A new website is urging buyers and renters to seek discounts on properties in the most polluted areas of the capital.

Potential buyers are being encouraged to seek discounts of up to 20% on the asking prices of homes in pollution hotspots in London.

A new website, addresspollution.org, has used data from King’s College London to produce an air quality report for every address in the capital based on its annual nitrogen dioxide readings.

The report details whether pollution levels in the postcode exceed annual legal limits, giving the location a score out of five.

It also sets out the negative health impact the pollution levels could have on residents and the asking price discount buyers should try to negotiate if purchasing a property in the area.

Research carried out by the group found that 76% of Londoners think properties in areas which breach legal air pollution limits should be discounted, whether they are for sale or to rent.

Nearly six out of 10 people also said they would consider withdrawing an offer on a property if they found out it was in an area that breached World Health Organization safety limits for air quality.

Why is this happening?

The website has been set up by not-for-profit community interest group, the Central Office of Public Interest.

It claims that air pollution is now the biggest threat to public health in the UK, but its impact is not always well understood.

Its research suggests that just as other factors such as noise, crime levels and transport links can impact property prices, so too do high levels of air pollution.

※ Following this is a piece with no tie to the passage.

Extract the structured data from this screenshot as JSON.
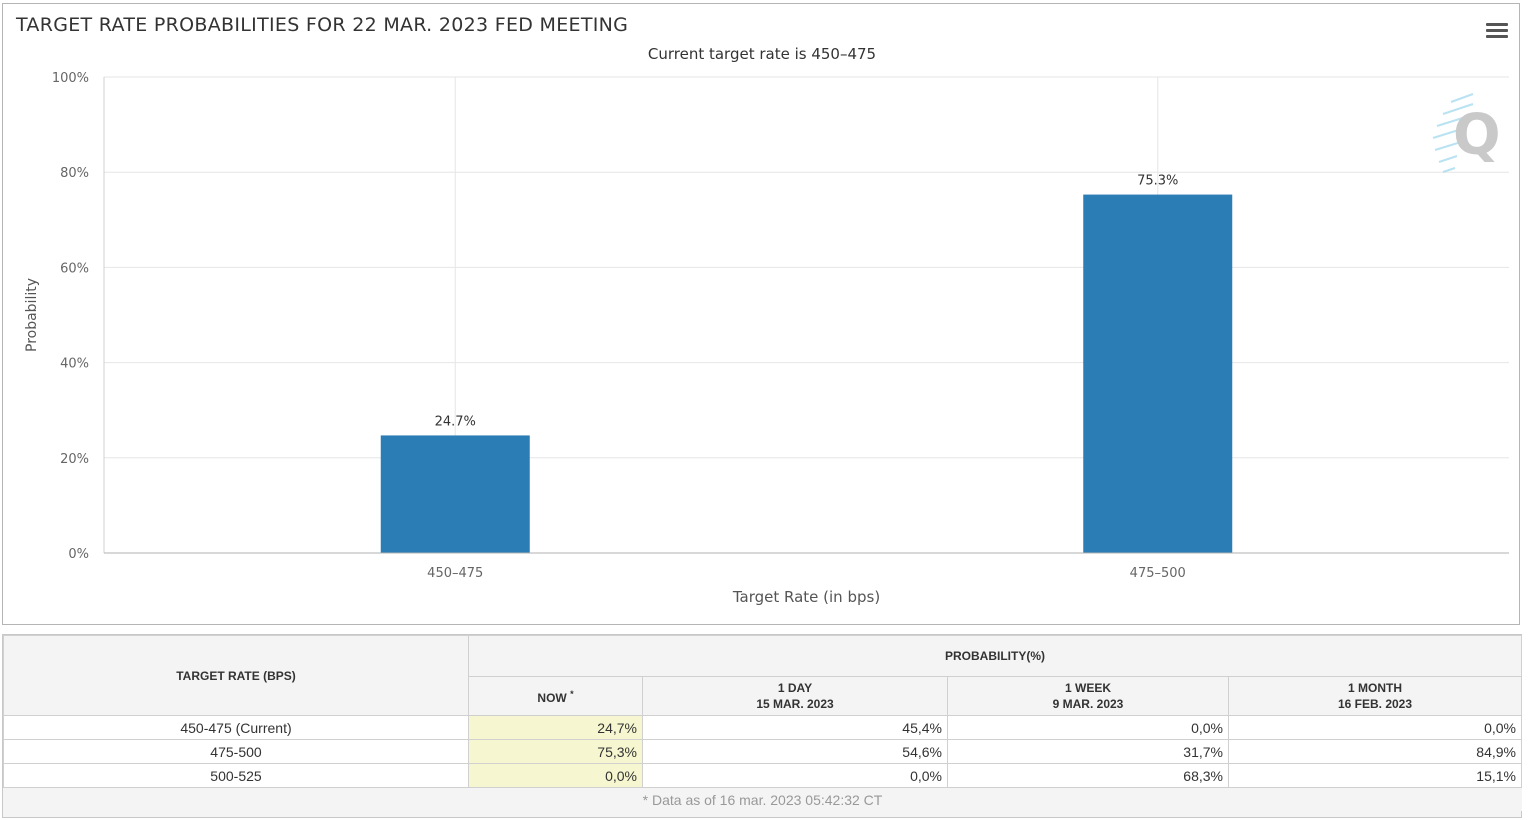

"Air pollution is killing people across the country, and London is worst hit but people don’t believe it will affect them personally," said Humphrey Milles, founder of the Central Office for Public Interest.

"The Air Quality Rating is a tool to change these perceptions and show just how real, and dangerous, air pollution is across the capital, including in some of the wealthiest neighbourhoods."

Who does it affect?

If buyers follow the website’s recommendations and try to negotiate discounts based on air pollution levels, it could lead to hundreds of thousands of pounds being knocked off house prices in London.

For example, the website suggests people looking to buy a home in Westminster should ask for a 20% discount, which would knock more than £214,000 off the average property price there.

The website currently only offers reports for postcodes in London, but it plans to expand to include other UK towns and cities in the near future.

What’s the background?

It is not the first time that air pollution has been linked to a decrease in property values.

Previous research carried out by the Daily Telegraph suggested homes in heavily polluted areas could sell for up to 15% less than similar properties in less polluted locations.

There have also been calls for air quality information to be included in property listings in the same way as energy efficiency ratings are.

Top 3 takeaways

  • A new website, addresspollution.org, has used data from King’s College London to produce an air quality report for every address in the capital
  • Potential buyers are being encouraged to seek discounts of up to 20% on the asking prices of homes in pollution hotspots in London
  • 76% of Londoners think properties in areas which breach legal air pollution limits should be discounted, whether they are for sale or to rent.